Graphing Radical Equations using a Table - Problem 3 1,890 views
I’m going to be graphing this radical function using a table of values a lot of you guys are going to be learning shifting rules if you haven’t already. So some of you guys will be able to graph this without making the table. But I want to show you how a table will always work.
Before I make the table the problem asked me to find the domain and we know that the square root of a negative number is a non-real solution. So whatever is under the square root in my problem, in this case it’s 2x, has to be non-negative. I’m going to write that as greater than or equal to 0. If I solve for x for both sides by dividing by 2, I’m just going to get that my x numbers need to be greater than or equal to 0, that’s my domain. That’s half the problem done.
So now when I’m making my table of values I’m going to choose x numbers that are bigger than or equal to 0 and then plug them in one at a time. So let’s do it. Be really careful with the order of operations you need to multiply your x number by 2 then square root it and then add 1.
So here we go, 2 times 0 is 0, square root it, it’s still 0 plus 1. 2 times 1 is 2, square rooted is 1.4 plus 1 I’ll have 2.4, 2 times 2 is 4 square root of 4 is 2 plus 1 is 3. 3 times 2 is 6, 6 square rooted is something that I didn’t write down but I know that when I add 1 to it I get 3.45, yeah I do, 3.45. I’m going to grab my calculator so I don’t leave you hanging here.
2 times 4 is 8 the square root of 8, let me grab my calculator. Square root of 8 is 2.83 and then I need to add 1 to it so I’ll have 3.83. Those are the points that I’m going to put on my graph. Again that was really important that I follow the order of operations, multiply by 2 first and then square root and then do the adding 1.
Okay let’s get this guy on the graph and you're going to see we are going to have what we call a dilation. It’s not going to be the usual width of our radical function graph it's going to be a little bit different. Let me show you.

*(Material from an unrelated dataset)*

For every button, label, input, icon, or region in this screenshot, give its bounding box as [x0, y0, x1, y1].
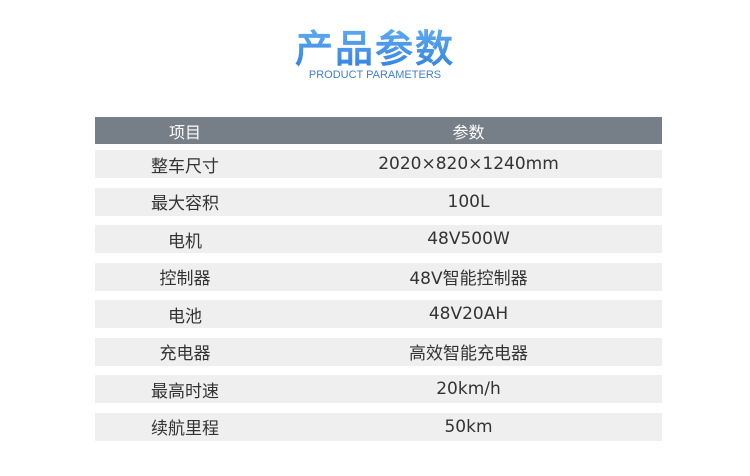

Okay so our first stop was at (0,0) our next stop was at (1,2.4), sorry I’m totally blocking this you guys got to trust me (1,2.4) then we have (2,3), 3 and a halfish and then 4 close to 4, 1 2 3 4 close to 4 okay. So I have my usual curvy shape only this guy‘s a little bit wider here and the reason why it’s a little bit wider is because I’m multiplying inside the square root, I’m multiplying by 2.
So sometimes you get parabola shapes on their sides that are wider or skinnier depending on if you have a dilation, in our case we have that 2x inside the radicand.
Again the last thing I’m going to tell you is to make sure that you have a dead end at one side and an arrow on the other because my domain tells me my x numbers cannot be smaller than 0, they have to be numbers that are greater than or equal to 0.